3. Gardens can yield a healthy bounty. If you’re a fruit and vegetable gardener, you may want to share the harvest with your neighbors or your local food pantry. That fresh produce, especially if you’ve grown it chemical-free, can encourage a person to eat your healthy food, thus feeling a little bit better than processed foods would have. What can you do in reaction to today’s headlines? Share what grows in your garden.

Painted Lady at Tower Hill.

4. The planet’s health can be an overwhelming issue. But if you just think what’s in your control, you can make your corner of the world a better place by using organic growing methods. Your efforts will set off a domino effect as neighbors set out to replicate your successes. Over time, the collective efforts of treating your patch of earth well will compound with others. And Earth will be better for it. If climate change is too divisive an issue, we can all agree it’s important to help the creatures that call our communities home by using less chemicals in our home and yards. Let’s start there.

5. While the media, and social media, can emphasize our differences, we share more in common than we know. There’s no greater example than gardening. Gardening isn’t political. Even people who vote differently on Election Day, can talk about how their tomatoes are growing. In fact, the more we get outside – gardening, golfing, hiking, bird watching, canoeing – the more we can come together. “The earth is what we all have in common.” Wendell Berry said that. The more you talk about gardening, the more bridges you’re building, and the better off we’ll all be.

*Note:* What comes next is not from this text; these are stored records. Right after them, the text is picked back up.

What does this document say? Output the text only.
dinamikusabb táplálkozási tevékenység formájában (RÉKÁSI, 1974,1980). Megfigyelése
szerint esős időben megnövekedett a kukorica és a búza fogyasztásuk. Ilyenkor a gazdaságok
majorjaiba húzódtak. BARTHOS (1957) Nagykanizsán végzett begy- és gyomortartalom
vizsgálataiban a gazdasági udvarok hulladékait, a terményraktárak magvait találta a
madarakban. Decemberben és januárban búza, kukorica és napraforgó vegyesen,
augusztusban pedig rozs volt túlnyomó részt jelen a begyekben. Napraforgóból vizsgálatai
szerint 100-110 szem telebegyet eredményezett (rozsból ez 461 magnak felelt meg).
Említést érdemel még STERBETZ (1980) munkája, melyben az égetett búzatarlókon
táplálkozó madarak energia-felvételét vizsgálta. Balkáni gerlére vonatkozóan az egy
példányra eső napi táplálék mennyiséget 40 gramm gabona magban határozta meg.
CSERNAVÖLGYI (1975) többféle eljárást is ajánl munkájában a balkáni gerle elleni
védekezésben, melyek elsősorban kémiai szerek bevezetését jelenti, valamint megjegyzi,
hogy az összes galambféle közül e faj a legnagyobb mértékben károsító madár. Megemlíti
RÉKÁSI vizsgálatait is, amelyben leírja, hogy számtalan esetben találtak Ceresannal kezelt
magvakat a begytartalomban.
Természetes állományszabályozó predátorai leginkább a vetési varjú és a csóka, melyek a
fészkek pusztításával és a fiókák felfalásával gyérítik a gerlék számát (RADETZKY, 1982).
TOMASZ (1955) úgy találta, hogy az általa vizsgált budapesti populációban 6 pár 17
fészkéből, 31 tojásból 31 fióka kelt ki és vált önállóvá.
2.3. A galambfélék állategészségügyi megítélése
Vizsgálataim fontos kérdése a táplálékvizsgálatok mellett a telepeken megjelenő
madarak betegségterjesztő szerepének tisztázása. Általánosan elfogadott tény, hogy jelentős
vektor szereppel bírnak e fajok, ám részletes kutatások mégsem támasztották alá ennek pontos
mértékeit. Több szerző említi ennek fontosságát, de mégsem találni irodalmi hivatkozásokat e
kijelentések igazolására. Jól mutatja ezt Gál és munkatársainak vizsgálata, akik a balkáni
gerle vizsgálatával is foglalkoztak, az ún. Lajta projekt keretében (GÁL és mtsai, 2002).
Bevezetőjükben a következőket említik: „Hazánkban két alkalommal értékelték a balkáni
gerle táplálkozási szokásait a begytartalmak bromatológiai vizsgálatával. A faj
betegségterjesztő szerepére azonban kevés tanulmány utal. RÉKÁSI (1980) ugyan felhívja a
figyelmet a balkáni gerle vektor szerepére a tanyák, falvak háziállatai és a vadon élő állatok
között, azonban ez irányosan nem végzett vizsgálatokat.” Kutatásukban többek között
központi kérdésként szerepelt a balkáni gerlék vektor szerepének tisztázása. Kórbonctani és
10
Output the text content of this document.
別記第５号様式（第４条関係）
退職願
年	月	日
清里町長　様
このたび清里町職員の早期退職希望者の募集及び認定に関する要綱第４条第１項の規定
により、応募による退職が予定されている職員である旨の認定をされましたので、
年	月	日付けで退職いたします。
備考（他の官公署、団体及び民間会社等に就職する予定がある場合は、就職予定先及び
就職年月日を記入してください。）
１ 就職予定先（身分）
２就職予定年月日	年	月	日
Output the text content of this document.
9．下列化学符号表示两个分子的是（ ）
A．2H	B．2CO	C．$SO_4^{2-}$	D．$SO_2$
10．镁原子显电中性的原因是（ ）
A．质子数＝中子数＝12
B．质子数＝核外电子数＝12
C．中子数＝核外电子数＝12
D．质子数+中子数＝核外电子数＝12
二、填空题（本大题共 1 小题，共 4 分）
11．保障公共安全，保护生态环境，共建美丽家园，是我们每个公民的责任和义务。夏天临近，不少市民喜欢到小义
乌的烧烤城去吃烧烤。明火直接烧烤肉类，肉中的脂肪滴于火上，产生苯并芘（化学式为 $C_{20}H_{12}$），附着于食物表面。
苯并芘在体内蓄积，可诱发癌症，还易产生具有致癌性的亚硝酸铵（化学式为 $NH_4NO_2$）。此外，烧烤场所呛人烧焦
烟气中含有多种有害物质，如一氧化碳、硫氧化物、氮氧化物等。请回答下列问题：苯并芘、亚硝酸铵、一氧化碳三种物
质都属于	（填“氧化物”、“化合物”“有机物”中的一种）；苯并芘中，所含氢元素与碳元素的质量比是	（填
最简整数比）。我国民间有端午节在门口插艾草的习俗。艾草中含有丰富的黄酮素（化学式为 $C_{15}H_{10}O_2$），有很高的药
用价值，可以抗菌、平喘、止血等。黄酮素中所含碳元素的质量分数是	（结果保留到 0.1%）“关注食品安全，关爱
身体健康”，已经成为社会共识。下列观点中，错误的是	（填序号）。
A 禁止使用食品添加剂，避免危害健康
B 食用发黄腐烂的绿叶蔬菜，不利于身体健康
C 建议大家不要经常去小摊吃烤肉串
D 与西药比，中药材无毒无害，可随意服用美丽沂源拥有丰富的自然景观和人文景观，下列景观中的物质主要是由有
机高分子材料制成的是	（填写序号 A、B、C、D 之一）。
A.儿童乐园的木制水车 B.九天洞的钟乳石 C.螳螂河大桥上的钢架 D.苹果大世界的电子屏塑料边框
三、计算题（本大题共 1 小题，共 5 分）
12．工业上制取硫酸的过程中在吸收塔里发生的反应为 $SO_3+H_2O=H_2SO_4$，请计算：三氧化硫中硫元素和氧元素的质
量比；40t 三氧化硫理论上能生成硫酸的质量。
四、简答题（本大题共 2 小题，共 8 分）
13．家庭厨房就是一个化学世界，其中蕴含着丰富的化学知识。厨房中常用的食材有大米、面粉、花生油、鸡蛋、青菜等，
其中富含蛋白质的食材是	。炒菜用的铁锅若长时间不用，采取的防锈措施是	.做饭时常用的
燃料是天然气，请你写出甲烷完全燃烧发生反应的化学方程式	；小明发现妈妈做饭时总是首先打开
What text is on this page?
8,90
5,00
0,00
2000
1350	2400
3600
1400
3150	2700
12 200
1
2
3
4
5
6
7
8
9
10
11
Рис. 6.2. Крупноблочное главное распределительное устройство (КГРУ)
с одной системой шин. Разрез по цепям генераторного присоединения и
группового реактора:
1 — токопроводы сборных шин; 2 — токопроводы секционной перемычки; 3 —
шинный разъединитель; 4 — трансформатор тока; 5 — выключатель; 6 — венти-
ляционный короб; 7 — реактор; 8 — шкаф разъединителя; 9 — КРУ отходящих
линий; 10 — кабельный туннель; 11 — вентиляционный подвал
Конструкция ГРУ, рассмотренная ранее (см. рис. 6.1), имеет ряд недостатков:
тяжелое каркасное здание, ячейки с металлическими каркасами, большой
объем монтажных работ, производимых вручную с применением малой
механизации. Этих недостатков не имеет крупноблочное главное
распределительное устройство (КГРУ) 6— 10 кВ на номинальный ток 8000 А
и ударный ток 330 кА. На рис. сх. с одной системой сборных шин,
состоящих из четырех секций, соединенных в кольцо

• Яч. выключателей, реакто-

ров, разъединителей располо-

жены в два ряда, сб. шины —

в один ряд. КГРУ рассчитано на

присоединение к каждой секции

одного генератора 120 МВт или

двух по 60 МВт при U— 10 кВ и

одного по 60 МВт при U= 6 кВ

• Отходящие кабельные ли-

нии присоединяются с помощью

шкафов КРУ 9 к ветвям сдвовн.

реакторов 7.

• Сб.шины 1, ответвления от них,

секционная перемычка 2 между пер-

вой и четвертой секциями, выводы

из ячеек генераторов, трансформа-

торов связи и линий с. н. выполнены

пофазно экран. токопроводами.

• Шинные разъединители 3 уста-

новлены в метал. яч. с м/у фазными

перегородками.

The Vegetable Garden at Tower Hill.

5. Joining a community garden is a fantastic way to connect with people you usually don’t have the opportunity to. There you’ll find people of all political stripes, backgrounds, ethnicities, religions. This is key for cultivating a better tomorrow: getting outside our comfort zones to grow together.

Robert Burgess is Tower Hill’s public relations manager and a suburban homesteader.